All you need to do is look at the statistics to see why it’s a bad time to be building on Billionaires’ Row.
The Manhattan luxury market — the top 10 percent of the market — saw average prices drop by 15 percent and sales volume plummet 24 percent in 2018’s first quarter compared to the same time last year, according to Miller Samuel.
And inventory in the luxury sector rose at more than twice the rate of the overall market during that time.
More than six years after Extell Development’s 135-unit One57 launched sales and transformed the stretch of 57th Street into a luxury destination like no other, the submarket’s pipeline has ballooned to 615 units, according to an analysis by The Real Deal, which looked at the new condo pipeline — including both unsold units (minus in-contract properties) as well as units set to come online in the next few years.
Still, One57 and Harry Macklowe’s 432 Park have roughy 30 percent of their inventory to sell.
Nonetheless, Extell’s Gary Barnett is banking on the fact that there’s one more round of luxury sales to capture with his 179-unit Central Park Tower at 217 West 57th Street.
But even he has expressed concern about new condo inventory levels across the city.
“We are absolutely concerned about the amount of supply on the market, the amount of supply that’s in the pipeline,” he said at a recent conference in Brooklyn.
“Every developer has the tendency to think their project makes sense,” he added. “They’re thinking the same thing, and at the end of the day they all come to market. I think it’s a time to be careful; let the market digest.”
But unlike Lower Manhattan or the Lower East Side, Billionaires’ Row is seeing inventory decline — the pipeline has been shrinking steadily since 2016’s third quarter.
That may be because developers are staying away, perhaps because the barrier to entry is a lot higher than it is elsewhere and because the uber-luxury market is floundering.

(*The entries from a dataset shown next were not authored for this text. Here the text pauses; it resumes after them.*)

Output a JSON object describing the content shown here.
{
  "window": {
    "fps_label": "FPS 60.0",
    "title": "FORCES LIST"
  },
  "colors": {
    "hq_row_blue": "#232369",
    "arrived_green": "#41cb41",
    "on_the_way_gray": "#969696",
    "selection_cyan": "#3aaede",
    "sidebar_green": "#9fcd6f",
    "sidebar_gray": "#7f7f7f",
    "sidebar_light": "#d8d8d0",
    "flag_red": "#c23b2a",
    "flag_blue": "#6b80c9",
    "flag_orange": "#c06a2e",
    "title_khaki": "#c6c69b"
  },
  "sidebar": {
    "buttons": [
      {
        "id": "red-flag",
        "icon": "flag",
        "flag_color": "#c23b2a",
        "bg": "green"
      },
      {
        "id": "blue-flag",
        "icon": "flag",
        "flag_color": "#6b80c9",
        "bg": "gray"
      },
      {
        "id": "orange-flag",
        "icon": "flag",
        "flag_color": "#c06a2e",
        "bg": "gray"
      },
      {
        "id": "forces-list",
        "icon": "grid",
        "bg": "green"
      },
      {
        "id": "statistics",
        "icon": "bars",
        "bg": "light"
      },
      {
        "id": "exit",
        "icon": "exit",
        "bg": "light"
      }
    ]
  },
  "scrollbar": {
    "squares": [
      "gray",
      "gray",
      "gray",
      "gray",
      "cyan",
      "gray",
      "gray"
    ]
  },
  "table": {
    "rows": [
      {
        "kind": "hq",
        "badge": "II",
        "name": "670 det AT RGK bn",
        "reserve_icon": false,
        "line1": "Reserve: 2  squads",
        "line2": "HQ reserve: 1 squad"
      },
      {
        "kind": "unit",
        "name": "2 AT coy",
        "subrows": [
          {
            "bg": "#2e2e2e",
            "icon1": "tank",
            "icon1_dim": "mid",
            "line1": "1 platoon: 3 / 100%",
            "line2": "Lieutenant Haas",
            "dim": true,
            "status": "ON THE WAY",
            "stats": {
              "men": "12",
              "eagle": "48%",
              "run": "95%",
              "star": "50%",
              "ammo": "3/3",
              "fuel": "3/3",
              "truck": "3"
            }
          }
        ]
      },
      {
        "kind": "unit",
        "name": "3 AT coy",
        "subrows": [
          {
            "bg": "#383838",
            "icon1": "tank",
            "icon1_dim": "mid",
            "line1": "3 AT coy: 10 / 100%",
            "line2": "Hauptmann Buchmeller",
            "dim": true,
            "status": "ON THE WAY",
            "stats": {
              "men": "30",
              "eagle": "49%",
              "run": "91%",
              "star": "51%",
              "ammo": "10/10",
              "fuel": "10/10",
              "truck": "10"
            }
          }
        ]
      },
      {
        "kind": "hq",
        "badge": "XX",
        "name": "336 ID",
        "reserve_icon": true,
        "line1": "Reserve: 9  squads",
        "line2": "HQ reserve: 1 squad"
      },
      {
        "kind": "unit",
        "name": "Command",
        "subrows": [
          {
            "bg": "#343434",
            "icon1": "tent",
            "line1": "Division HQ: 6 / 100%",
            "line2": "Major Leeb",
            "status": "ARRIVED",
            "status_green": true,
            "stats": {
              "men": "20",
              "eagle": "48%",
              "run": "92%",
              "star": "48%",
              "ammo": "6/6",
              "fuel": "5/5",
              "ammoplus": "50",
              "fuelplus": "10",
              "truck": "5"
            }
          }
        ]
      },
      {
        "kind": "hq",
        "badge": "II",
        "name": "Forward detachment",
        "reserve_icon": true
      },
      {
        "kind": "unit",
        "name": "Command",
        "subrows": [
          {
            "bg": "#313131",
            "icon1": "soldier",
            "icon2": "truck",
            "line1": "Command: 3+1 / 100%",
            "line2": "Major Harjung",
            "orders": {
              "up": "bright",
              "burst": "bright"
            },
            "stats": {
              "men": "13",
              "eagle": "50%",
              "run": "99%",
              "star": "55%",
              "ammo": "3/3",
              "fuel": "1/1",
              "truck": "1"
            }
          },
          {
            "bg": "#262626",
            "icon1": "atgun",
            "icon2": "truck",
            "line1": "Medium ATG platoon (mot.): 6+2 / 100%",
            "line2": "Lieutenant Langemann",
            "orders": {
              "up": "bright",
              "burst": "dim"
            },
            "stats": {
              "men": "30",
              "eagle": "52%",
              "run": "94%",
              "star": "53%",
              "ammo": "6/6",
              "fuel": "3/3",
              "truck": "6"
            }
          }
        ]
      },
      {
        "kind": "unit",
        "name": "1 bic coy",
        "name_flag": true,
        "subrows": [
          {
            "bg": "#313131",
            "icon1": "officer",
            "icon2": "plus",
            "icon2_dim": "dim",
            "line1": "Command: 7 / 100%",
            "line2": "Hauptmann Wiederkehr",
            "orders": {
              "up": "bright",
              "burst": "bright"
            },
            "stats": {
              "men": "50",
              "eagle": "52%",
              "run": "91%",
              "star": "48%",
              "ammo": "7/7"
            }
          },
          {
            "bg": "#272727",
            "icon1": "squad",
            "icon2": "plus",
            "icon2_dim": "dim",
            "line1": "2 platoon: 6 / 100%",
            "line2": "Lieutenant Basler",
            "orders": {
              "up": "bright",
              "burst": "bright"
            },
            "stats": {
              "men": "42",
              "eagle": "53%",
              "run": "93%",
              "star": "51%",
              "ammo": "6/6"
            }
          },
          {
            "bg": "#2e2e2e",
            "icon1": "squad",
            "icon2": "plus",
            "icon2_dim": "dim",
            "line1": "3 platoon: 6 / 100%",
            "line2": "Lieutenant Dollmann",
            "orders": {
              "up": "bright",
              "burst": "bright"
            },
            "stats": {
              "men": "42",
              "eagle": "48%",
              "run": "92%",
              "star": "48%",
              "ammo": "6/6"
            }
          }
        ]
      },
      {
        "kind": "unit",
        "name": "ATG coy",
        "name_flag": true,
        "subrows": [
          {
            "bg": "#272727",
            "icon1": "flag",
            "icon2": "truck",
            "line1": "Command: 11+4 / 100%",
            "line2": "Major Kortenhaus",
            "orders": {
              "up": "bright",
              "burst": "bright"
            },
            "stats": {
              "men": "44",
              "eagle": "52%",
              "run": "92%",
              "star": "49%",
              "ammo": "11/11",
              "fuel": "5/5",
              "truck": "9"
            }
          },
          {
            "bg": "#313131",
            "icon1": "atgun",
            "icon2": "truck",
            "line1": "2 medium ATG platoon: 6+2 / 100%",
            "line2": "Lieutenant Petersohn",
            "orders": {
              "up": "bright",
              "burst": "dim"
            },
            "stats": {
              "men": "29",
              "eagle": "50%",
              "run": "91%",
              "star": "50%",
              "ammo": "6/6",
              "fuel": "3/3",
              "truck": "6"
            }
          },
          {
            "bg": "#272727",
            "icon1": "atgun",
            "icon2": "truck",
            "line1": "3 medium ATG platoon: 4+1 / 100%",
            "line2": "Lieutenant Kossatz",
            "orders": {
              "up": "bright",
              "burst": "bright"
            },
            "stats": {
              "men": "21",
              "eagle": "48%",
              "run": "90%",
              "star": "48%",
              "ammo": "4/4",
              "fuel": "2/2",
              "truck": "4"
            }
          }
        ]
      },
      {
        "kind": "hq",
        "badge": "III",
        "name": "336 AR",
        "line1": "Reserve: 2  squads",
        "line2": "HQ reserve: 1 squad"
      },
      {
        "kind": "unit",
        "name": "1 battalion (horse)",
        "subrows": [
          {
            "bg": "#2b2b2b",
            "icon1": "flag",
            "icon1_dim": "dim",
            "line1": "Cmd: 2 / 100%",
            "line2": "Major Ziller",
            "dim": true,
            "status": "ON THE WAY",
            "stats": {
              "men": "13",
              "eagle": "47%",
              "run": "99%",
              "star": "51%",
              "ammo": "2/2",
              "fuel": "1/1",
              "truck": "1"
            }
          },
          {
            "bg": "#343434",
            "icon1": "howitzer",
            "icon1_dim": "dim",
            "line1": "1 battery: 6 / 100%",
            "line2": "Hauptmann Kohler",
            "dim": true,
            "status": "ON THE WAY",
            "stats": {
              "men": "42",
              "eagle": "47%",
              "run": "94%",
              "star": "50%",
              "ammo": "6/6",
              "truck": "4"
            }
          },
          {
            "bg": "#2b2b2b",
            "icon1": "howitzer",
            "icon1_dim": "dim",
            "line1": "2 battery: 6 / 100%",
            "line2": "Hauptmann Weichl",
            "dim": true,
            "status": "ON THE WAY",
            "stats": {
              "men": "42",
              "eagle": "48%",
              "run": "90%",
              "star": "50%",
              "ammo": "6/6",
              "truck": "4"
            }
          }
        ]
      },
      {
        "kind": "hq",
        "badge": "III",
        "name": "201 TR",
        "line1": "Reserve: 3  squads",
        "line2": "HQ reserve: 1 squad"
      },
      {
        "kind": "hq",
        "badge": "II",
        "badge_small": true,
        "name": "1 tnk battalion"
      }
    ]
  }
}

Other projects that TRD classified as Billionaires’ Row — even if they’re not actually on 57th Street — are Hines’ MoMA Tower at 53 West 53rd Street, which has 169 units, and Vornado Realty Trust’s 220 Central Park South, which has 87 units and where there’s a palatial four-unit combo reportedly in contract for $250 million.
But the biggest wild card on the strip is JDS Development and PMG Group’s 60-unit 111 West 57th Street, which has been plagued by infighting among capital partners as the tower rises out of the ground.
Sources said the developers changed their marketing strategy last year. Instead of an all-out blitz to attract buyers by aggressively calling brokers, the developers pulled back and went for a quieter, more exclusive process — mimicking the strategy Vornado employed at 220 CPS.
But it’s not just rival developers that Billionaires’ Row projects need to contend with. They’re also competing with investors in their own buildings, who bought units earlier in the cycle and are now looking to cash out.
Canadian billionaire Lawrence Stroll, for example, sold his 85th-story One57 pad in May for just shy of $54 million — a roughly $1.6 million haircut off the $55.6 million he paid in 2014.
At least three other units in the building have traded at a loss, and Extell kicked off a spate of sponsor unit sales earlier this year by offering deep discounts.
These resales can undercut prices for sponsors.
“A lot of buyers got in early when deals were reached with meat on the bone,” said Elliman broker Michael Graves, referring to the low prices they bought at, which offer upside for selling.
Graves added that investors feel a sense of urgency to try and sell now, fearing that if they wait too long their apartments will be “yesterday’s news.”
“There’s very little to lose by trying to sell an apartment now, knowing that if the sale doesn’t go through it will be off-market for three to six years,” he said.
And by that time, Graves believes, the next batch of luxury buyers could lose interest in the supertall towers along 57th Street.
“I believe the next wave of high-net-worth buyers, frankly, is not going to be all that interested in living on the southern quarter of Central Park,” he said.
Instead, he predicted they’d be “tech-savvy, entrepreneurial types, and they will want to be Downtown where the energy is.”
The question is, can the developers on Billionaires’ Row unload their inventory before that happens?